The following information is from the European Coalition for Israel's research document titled "Foundations of the International Legal Rights of the Jewish People and the State of Israel" and video documentary, which includes commentary from Dore Gold, Howard Grief, and Jacques Gauthier. Mr. Gold was a former Israeli ambassador to the U.N., and Messrs. Grief and Gauthier are international lawyers.
In 1920, after World War I, the Principal Allied Powers (France, Britain, Japan, and Italy) convened at the San Remo Conference. In this conference, they divided the conquered Turkish Ottoman Empire. The results of San Remo Conference were legally bound by international law. A mandate was given for each section of the empire (Syria and Lebanon, Iraq, and Palestine). Britain received the mandate for Palestine. The mandate stated that "recognition has thereby been given to the historical connection of the Jewish people with Palestine and to the grounds for reconstituting their national home in that country." It also provided that the civil and religious rights of non-Jews in Palestine were to be protected. But the collective national and political rights were reserved for the Jewish people. This mandate was later approved by the Council of the League of Nations in 1922. Thus, became it an international treaty and legally binding.
Although the League of Nations dissolved and gave way to the United Nations (U.N.), the Final Resolution of the League of Nations in 1946 required that the territories under mandate must be administered in the accordance to the original mandates. Moreover, Article 80 of the Charter of the United Nations requires that the existing rights of any state or people cannot be altered. Therefore, even the though the League of Nations dissolved, the Mandate for Palestine is still in effect today. Palestine is still legally the land for the Jewish people.
Lastly, in 1995, the Government of Israel and the Palestine Liberation Organization (PLO) signed the 1995 Interim Agreement. This agreement dictated that neither side could unilaterally change the status of the West Bank or Gaza strip without the completion of negotiations over the permanent status of Israel and the PLO's relationship. Therefore, because the negotiations are not complete, Palestine's unilateral bid for statehood in the U.N. breaks the treaty that it signed in 1995.

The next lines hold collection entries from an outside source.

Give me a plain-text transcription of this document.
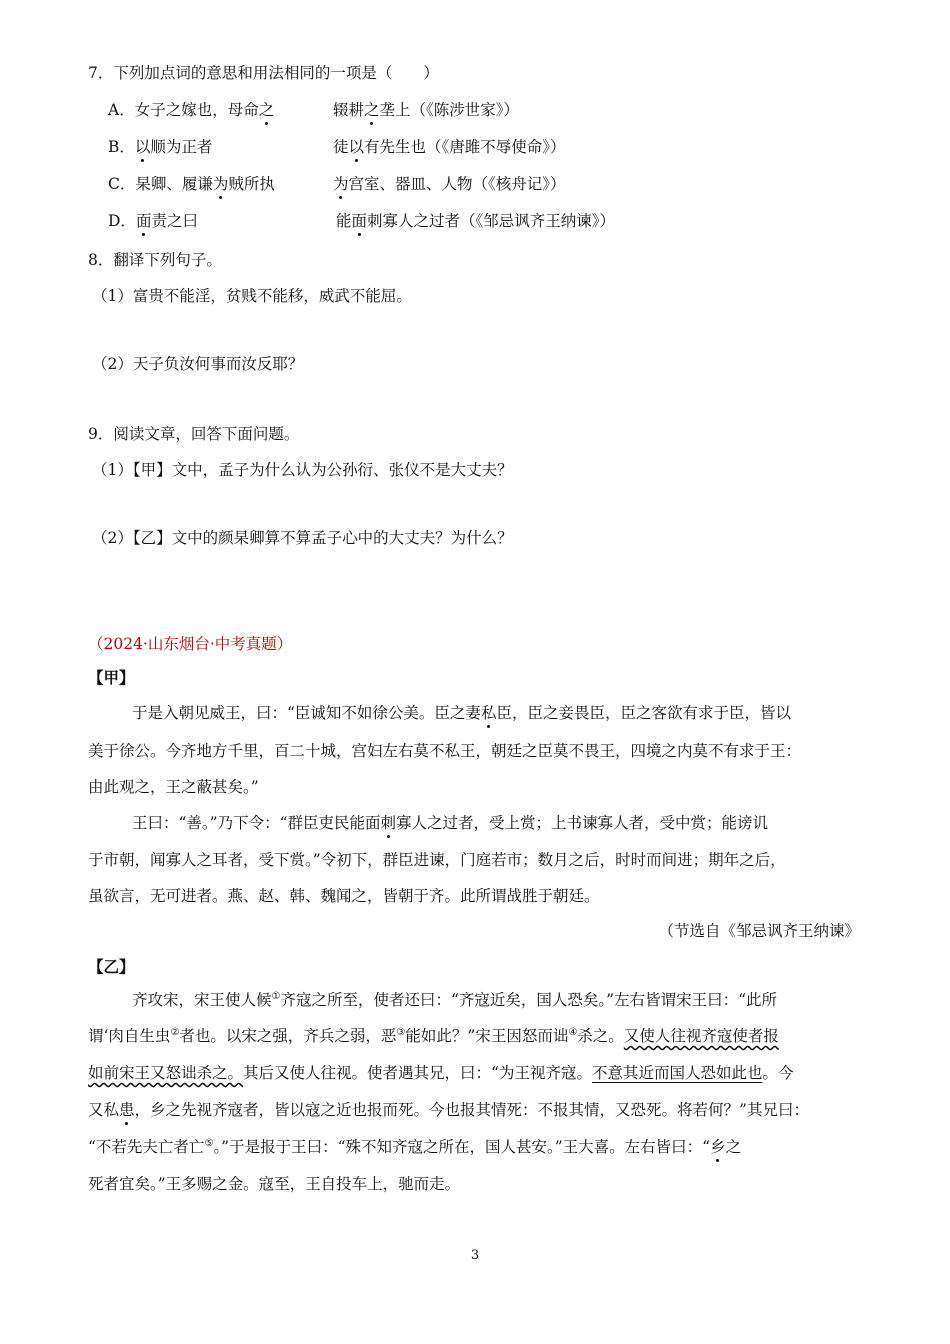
7．下列加点词的意思和用法相同的一项是（　　）
A．女子之嫁也，母命之	辍耕之垄上（《陈涉世家》）
B．以顺为正者	徒以有先生也（《唐雎不辱使命》）
C．杲卿、履谦为贼所执	为宫室、器皿、人物（《核舟记》）
D．面责之曰	能面刺寡人之过者（《邹忌讽齐王纳谏》）
8．翻译下列句子。
（1）富贵不能淫，贫贱不能移，威武不能屈。
（2）天子负汝何事而汝反耶？
9．阅读文章，回答下面问题。
（1）【甲】文中，孟子为什么认为公孙衍、张仪不是大丈夫？
（2）【乙】文中的颜杲卿算不算孟子心中的大丈夫？为什么？
（2024·山东烟台·中考真题）
【甲】
于是入朝见威王，曰：“臣诚知不如徐公美。臣之妻私臣，臣之妾畏臣，臣之客欲有求于臣，皆以
美于徐公。今齐地方千里，百二十城，宫妇左右莫不私王，朝廷之臣莫不畏王，四境之内莫不有求于王：
由此观之，王之蔽甚矣。”
王曰：“善。”乃下令：“群臣吏民能面刺寡人之过者，受上赏；上书谏寡人者，受中赏；能谤讥
于市朝，闻寡人之耳者，受下赏。”令初下，群臣进谏，门庭若市；数月之后，时时而间进；期年之后，
虽欲言，无可进者。燕、赵、韩、魏闻之，皆朝于齐。此所谓战胜于朝廷。
（节选自《邹忌讽齐王纳谏》
【乙】
齐攻宋，宋王使人候①齐寇之所至，使者还曰：“齐寇近矣，国人恐矣。”左右皆谓宋王曰：“此所
谓‘肉自生虫②者也。以宋之强，齐兵之弱，恶③能如此？”宋王因怒而诎④杀之。又使人往视齐寇使者报
如前宋王又怒诎杀之。其后又使人往视。使者遇其兄，曰：“为王视齐寇。不意其近而国人恐如此也。今
又私患，乡之先视齐寇者，皆以寇之近也报而死。今也报其情死：不报其情，又恐死。将若何？”其兄曰：
“不若先夫亡者亡⑤。”于是报于王曰：“殊不知齐寇之所在，国人甚安。”王大喜。左右皆曰：“乡之
死者宜矣。”王多赐之金。寇至，王自投车上，驰而走。
3
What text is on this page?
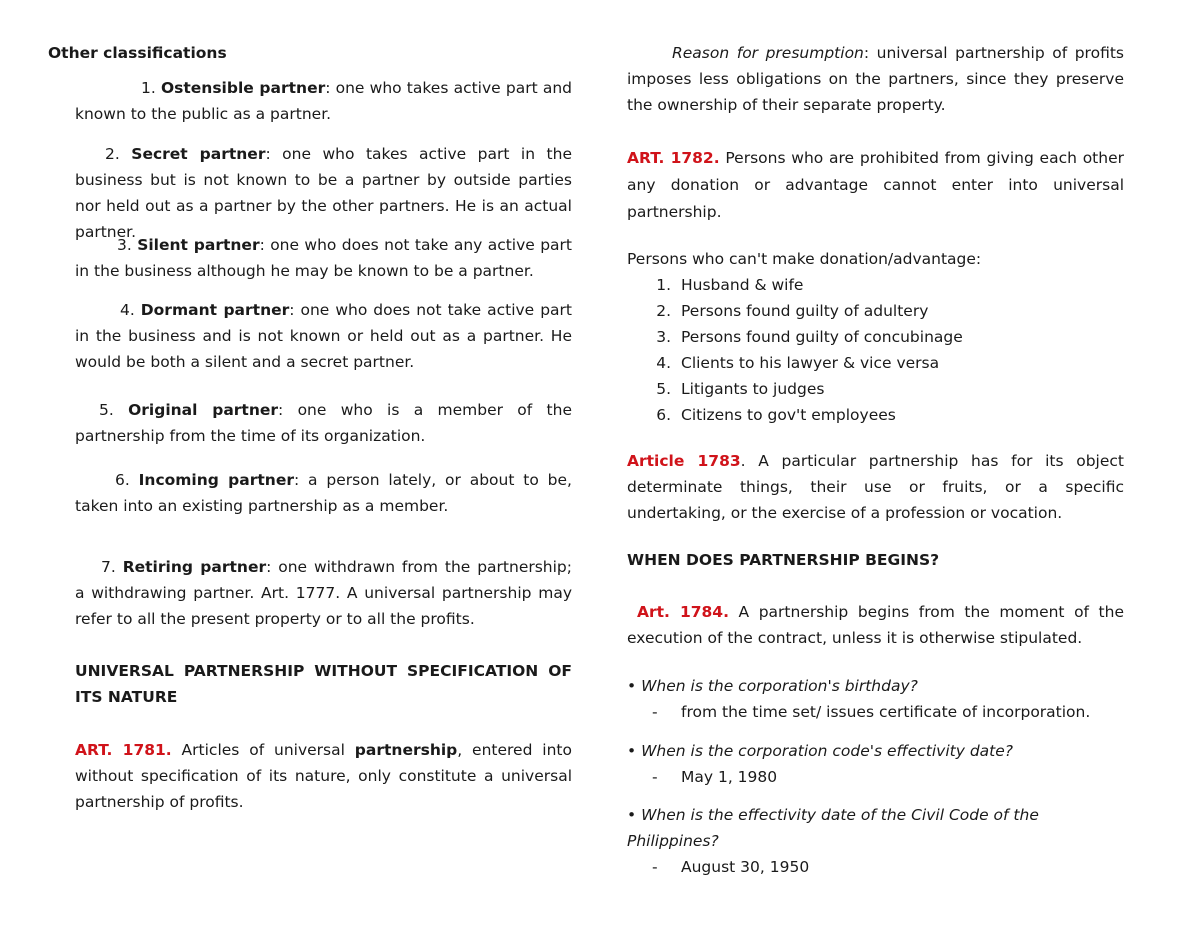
Other classifications
1. Ostensible partner: one who takes active part and known to the public as a partner.
2. Secret partner: one who takes active part in the business but is not known to be a partner by outside parties nor held out as a partner by the other partners. He is an actual partner.
3. Silent partner: one who does not take any active part in the business although he may be known to be a partner.
4. Dormant partner: one who does not take active part in the business and is not known or held out as a partner. He would be both a silent and a secret partner.
5. Original partner: one who is a member of the partnership from the time of its organization.
6. Incoming partner: a person lately, or about to be, taken into an existing partnership as a member.
7. Retiring partner: one withdrawn from the partnership; a withdrawing partner. Art. 1777. A universal partnership may refer to all the present property or to all the profits.
UNIVERSAL PARTNERSHIP WITHOUT SPECIFICATION OF ITS NATURE
ART. 1781. Articles of universal partnership, entered into without specification of its nature, only constitute a universal partnership of profits.
Reason for presumption: universal partnership of profits imposes less obligations on the partners, since they preserve the ownership of their separate property.
ART. 1782. Persons who are prohibited from giving each other any donation or advantage cannot enter into universal partnership.
Persons who can't make donation/advantage:
1. Husband & wife
2. Persons found guilty of adultery
3. Persons found guilty of concubinage
4. Clients to his lawyer & vice versa
5. Litigants to judges
6. Citizens to gov't employees
Article 1783. A particular partnership has for its object determinate things, their use or fruits, or a specific undertaking, or the exercise of a profession or vocation.
WHEN DOES PARTNERSHIP BEGINS?
Art. 1784. A partnership begins from the moment of the execution of the contract, unless it is otherwise stipulated.
• When is the corporation's birthday?
-	from the time set/ issues certificate of incorporation.
• When is the corporation code's effectivity date?
-	May 1, 1980
• When is the effectivity date of the Civil Code of the Philippines?
-	August 30, 1950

The U.S. should veto Palestine's statehood bid because it is illegal. According to the Mandate for Palestine, the land of Palestine is for the establishment of the homeland of the Jewish people. This mandate had the backing of international law and continues to have the backing of international law because of the provisions in the League of Nations' Final Resolution and the United Nations' Article 80. Now, Palestine is breaking the 1995 Interim Agreement by unilaterally seeking statehood without completing negotiations with Israel. Why should the U.S. facilitate the breaking international law and support the Palestine statehood bid? The U.S. should veto the Palestine's proposal and uphold international law.